Main content start

The Annual Clara Sumpf Lecture Series featuring Jeremiah Lockwood: "The Paradoxical Aesthetics of Hasidic Cantorial Revival"

Date
Tue February 20th 2024, 12:00 - 1:30pm
Event Sponsor
Taube Center for Jewish Studies
Location
Building 360
Center for Comparative Studies in Race and Ethnicity (CCSRE), 450 Jane Stanford Way Building 360, Stanford, CA 94305
Conference Room

Lecture (in English)

Time: 12:00pm - 1:30pm
Place: CCSRE Conference Room, Bldg. 360, first floor

 

Concert (in Yiddish)

Time: 5:00pm - 7:00pm

Place: Stanford Faculty Club, Redwood Room

Join this year's Clara Sumpf lecturer, Jeremiah Lockwood, for a day of scholarship, music, food, and drink. Jeremiah Lockwood, a Stanford alum, is a scholar and an accomplished musician with an expansive knowledge of musical traditions and techniques that range from cantorial sacred music to Piedmont blues. His career as musician and academic engages with issues arising from peering into the archive and imagining the power of “lost” forms of expression to articulate keenly felt needs in the present. Lockwood will be celebrating the launch of his book Golden Ages: Hasidic Singers and Cantorial Revival in the Digital Era (UC Press).

We invite you to attend his lunchtime lecture and then join for a live performance with his blues duo, Gordon Lockwood. All are welcome at one or both of these events!

 

Lecture -- 12pm CCSRE Conference Room

"The Paradoxical Aesthetics of Hasidic Cantorial Revival"

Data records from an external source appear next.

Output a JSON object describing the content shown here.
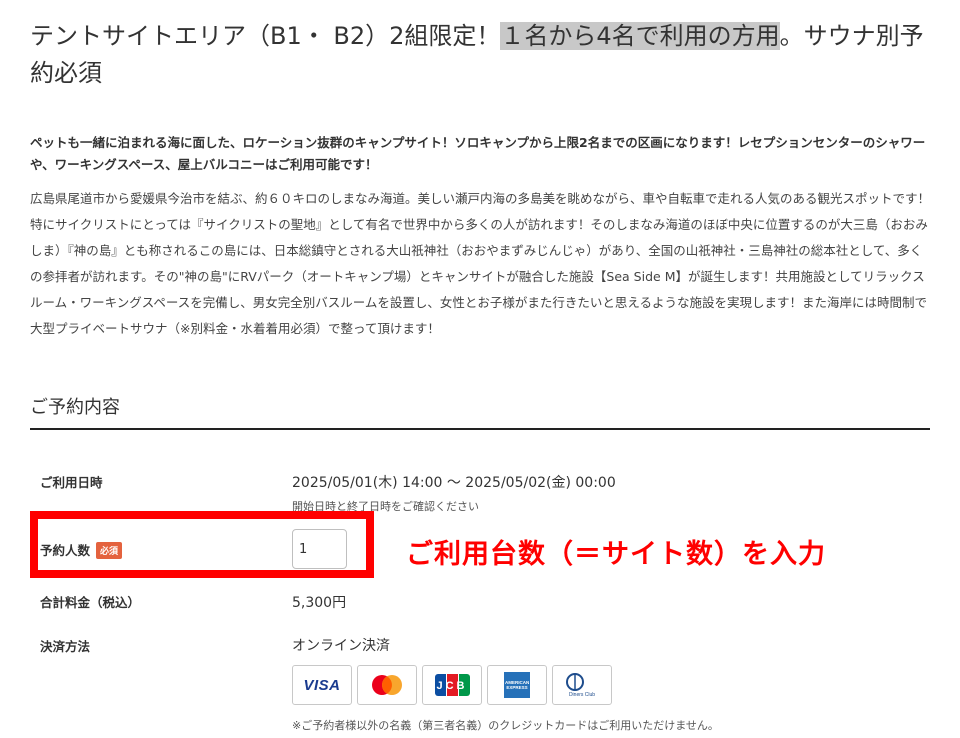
{
  "page": {
    "title_pre": "テントサイトエリア（B1・ B2）2組限定！",
    "title_highlight": "１名から4名で利用の方用",
    "title_post": "。サウナ別予約必須",
    "lead": "ペットも一緒に泊まれる海に面した、ロケーション抜群のキャンプサイト！ソロキャンプから上限2名までの区画になります！レセプションセンターのシャワーや、ワーキングスペース、屋上バルコニーはご利用可能です！",
    "description": "広島県尾道市から愛媛県今治市を結ぶ、約６０キロのしまなみ海道。美しい瀬戸内海の多島美を眺めながら、車や自転車で走れる人気のある観光スポットです！特にサイクリストにとっては『サイクリストの聖地』として有名で世界中から多くの人が訪れます！そのしまなみ海道のほぼ中央に位置するのが大三島（おおみしま）『神の島』とも称されるこの島には、日本総鎮守とされる大山祇神社（おおやまずみじんじゃ）があり、全国の山祇神社・三島神社の総本社として、多くの参拝者が訪れます。その\"神の島\"にRVパーク（オートキャンプ場）とキャンサイトが融合した施設【Sea Side M】が誕生します！共用施設としてリラックスルーム・ワーキングスペースを完備し、男女完全別バスルームを設置し、女性とお子様がまた行きたいと思えるような施設を実現します！また海岸には時間制で大型プライベートサウナ（※別料金・水着着用必須）で整って頂けます！"
  },
  "reservation": {
    "section_title": "ご予約内容",
    "date_label": "ご利用日時",
    "date_value": "2025/05/01(木) 14:00 〜 2025/05/02(金) 00:00",
    "date_note": "開始日時と終了日時をご確認ください",
    "people_label": "予約人数",
    "required_badge": "必須",
    "people_value": "1",
    "total_label": "合計料金（税込）",
    "total_value": "5,300円",
    "payment_label": "決済方法",
    "payment_value": "オンライン決済",
    "card_note": "※ご予約者様以外の名義（第三者名義）のクレジットカードはご利用いただけません。"
  },
  "cards": {
    "visa": "VISA",
    "jcb": "JCB",
    "amex": "AMERICAN EXPRESS",
    "diners": "Diners Club"
  },
  "annotation": {
    "text": "ご利用台数（＝サイト数）を入力",
    "color": "#ff0000"
  }
}
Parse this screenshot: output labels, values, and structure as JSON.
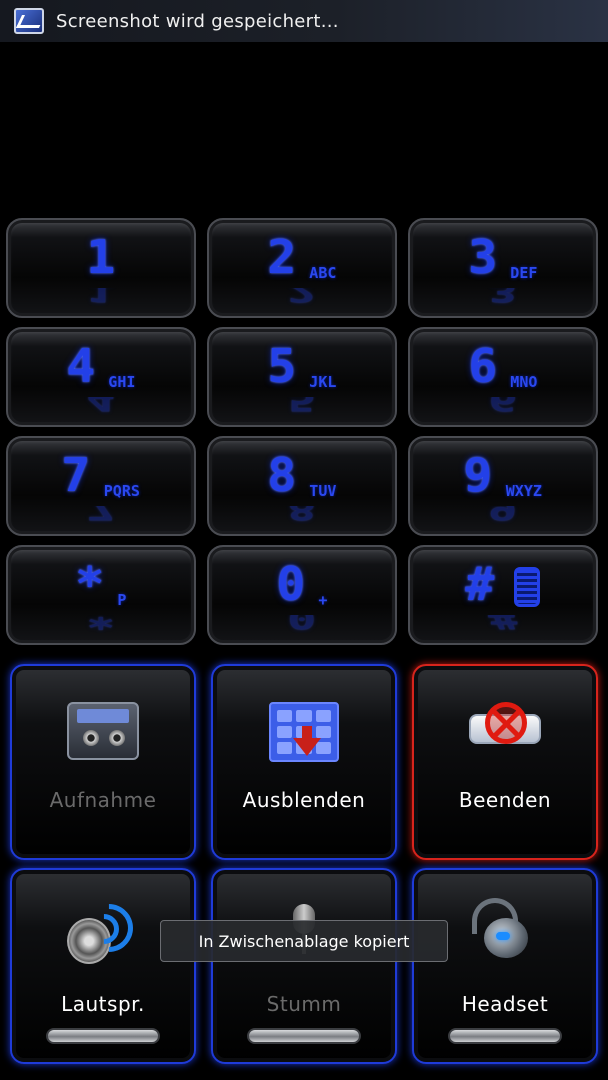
{
  "statusbar": {
    "notification_text": "Screenshot wird gespeichert...",
    "icon": "screenshot-icon"
  },
  "keypad": {
    "keys": [
      {
        "digit": "1",
        "letters": ""
      },
      {
        "digit": "2",
        "letters": "ABC"
      },
      {
        "digit": "3",
        "letters": "DEF"
      },
      {
        "digit": "4",
        "letters": "GHI"
      },
      {
        "digit": "5",
        "letters": "JKL"
      },
      {
        "digit": "6",
        "letters": "MNO"
      },
      {
        "digit": "7",
        "letters": "PQRS"
      },
      {
        "digit": "8",
        "letters": "TUV"
      },
      {
        "digit": "9",
        "letters": "WXYZ"
      },
      {
        "digit": "*",
        "letters": "P"
      },
      {
        "digit": "0",
        "letters": "+"
      },
      {
        "digit": "#",
        "letters": ""
      }
    ],
    "accent_color": "#2340e8"
  },
  "actions": {
    "record": {
      "label": "Aufnahme",
      "icon": "cassette-icon",
      "enabled": false
    },
    "hide": {
      "label": "Ausblenden",
      "icon": "hide-keypad-icon",
      "enabled": true
    },
    "quit": {
      "label": "Beenden",
      "icon": "end-call-icon",
      "enabled": true
    },
    "speaker": {
      "label": "Lautspr.",
      "icon": "speaker-icon",
      "enabled": true
    },
    "mute": {
      "label": "Stumm",
      "icon": "microphone-icon",
      "enabled": false
    },
    "headset": {
      "label": "Headset",
      "icon": "headset-icon",
      "enabled": true
    }
  },
  "toast": {
    "text": "In Zwischenablage kopiert"
  },
  "colors": {
    "tile_border_blue": "#1f3bd8",
    "tile_border_red": "#d8241c",
    "speaker_wave": "#1c7ee8"
  }
}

Across more than seven years of my research working with cantors in the Hasidic Brooklyn community, I was struck by a recurring motif in the life story of multiple artists: singers looked to the world of khazones, the Yiddish term used to describe early 20th century cantorial art music, as the musical substance for a highly personal and provocatively anti-conformist exploration of aesthetics. Another frequently recurring detail jarred my attention: despite their deep investment in their music, the cantors expressed ambivalence about their own agency and typically described themselves as interpreters rather than as creators. In this talk I will pursue the theme of aesthetic agency, towards the goal of clarifying the careful balance of identities in being an artist and a Hasidic person and the ethical implications in the attitude of the Hasidic world towards its intellectuals and artists. Through an ethnographic depiction of a painful incident in the life of one singer in the cantorial revivalist community, I hope to illuminate the vulnerability and the power of artists working in non-institutional sites of cultural production.

 

Concert -- 5pm Stanford Faculty Club, Redwood Room

Gordon Lockwood play Once Upon a Time the Fire Burned Brighter and other Yiddish songs

Originally meeting as accompanists to blues legend Carolina Slim, musicians Ricky Gordon and Jeremiah Lockwood have been making music together for decades. In this concert of Yiddish songs, the two will present their unique arrangements of old Yiddish women's ballads and new pieces from a song cycle on the poetry of 20th century Yiddish poet Celia Dropkin composed by Lockwood and his musical partner Jewlia Eisenberg (of blessed memory). The concert will include heavy appetizers and drinks!